WEST VIRGINIA AND THE LESSON FROM THE TEACHERS

Much has been aired in the national media about the West Virginia Teachers’ strike.  Predictable reactions include union bashing.  But that didn’t work.  Instead, what started as a protest in the coal counties only soon spread across the state.  West Virginia was nearly last amongst the states in terms of what they paid teachers and state employees.  The result of collective action was a pay increase for all state employees and teachers, without raising taxes.

A lesson learned is coming to us courtesy of teachers.  “For a successful mass movement, people don’t have to agree on partisan politics, on religion, or anything else for that matter. But they do have come together and fight in solidarity around a shared issue. We’ve learned that people will push the other differences aside in the name of solidarity.

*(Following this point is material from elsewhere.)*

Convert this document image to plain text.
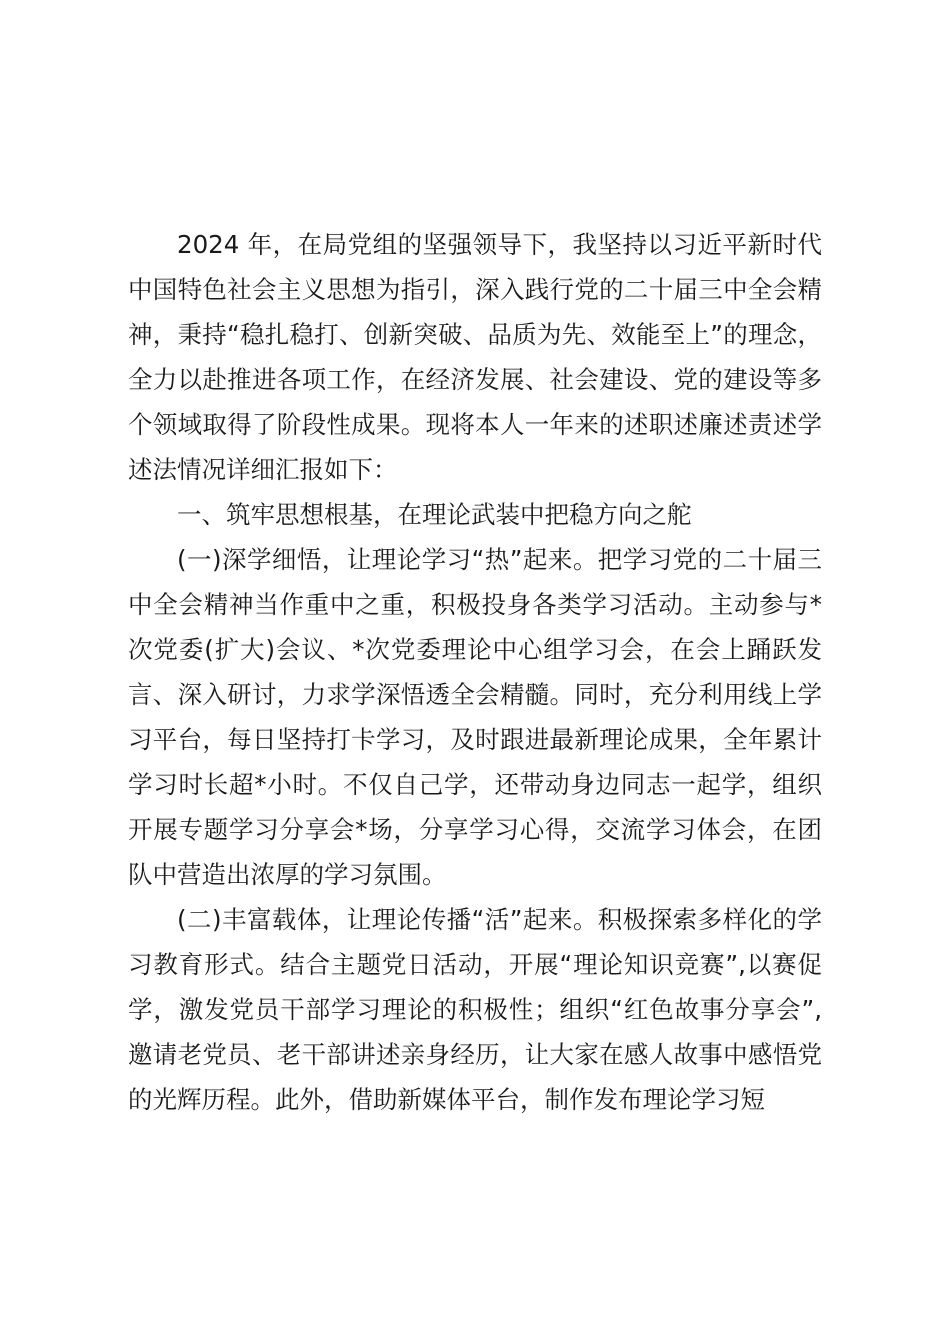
2024 年，在局党组的坚强领导下，我坚持以习近平新时代中国特色社会主义思想为指引，深入践行党的二十届三中全会精神，秉持“稳扎稳打、创新突破、品质为先、效能至上”的理念，全力以赴推进各项工作，在经济发展、社会建设、党的建设等多个领域取得了阶段性成果。现将本人一年来的述职述廉述责述学述法情况详细汇报如下：

一、筑牢思想根基，在理论武装中把稳方向之舵

(一)深学细悟，让理论学习“热”起来。把学习党的二十届三中全会精神当作重中之重，积极投身各类学习活动。主动参与*次党委(扩大)会议、*次党委理论中心组学习会，在会上踊跃发言、深入研讨，力求学深悟透全会精髓。同时，充分利用线上学习平台，每日坚持打卡学习，及时跟进最新理论成果，全年累计学习时长超*小时。不仅自己学，还带动身边同志一起学，组织开展专题学习分享会*场，分享学习心得，交流学习体会，在团队中营造出浓厚的学习氛围。

(二)丰富载体，让理论传播“活”起来。积极探索多样化的学习教育形式。结合主题党日活动，开展“理论知识竞赛”,以赛促学，激发党员干部学习理论的积极性；组织“红色故事分享会”,邀请老党员、老干部讲述亲身经历，让大家在感人故事中感悟党的光辉历程。此外，借助新媒体平台，制作发布理论学习短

If you have enough working people who are pushed to the breaking point, and who are angry about a specific grievance, then it’s the duty of activists to let them know that they deserve better — and that their lives can get better if they take action on that issue. If you lead the way, people will respond.”[1]

With numbers comes a strength which surpasses the sum of individual effort.  The West Virginia governor said this wasn’t a ‘win’ for any particular group – but for what is right.  “At the end of the day, I think right won out … Not that the unions won or the Legislature won or I won. It’s the idea and the premise that we ought to invest in education and let education be an economic driver for us.”[2]

The billionaire republican governor, ironically named Justice, is right.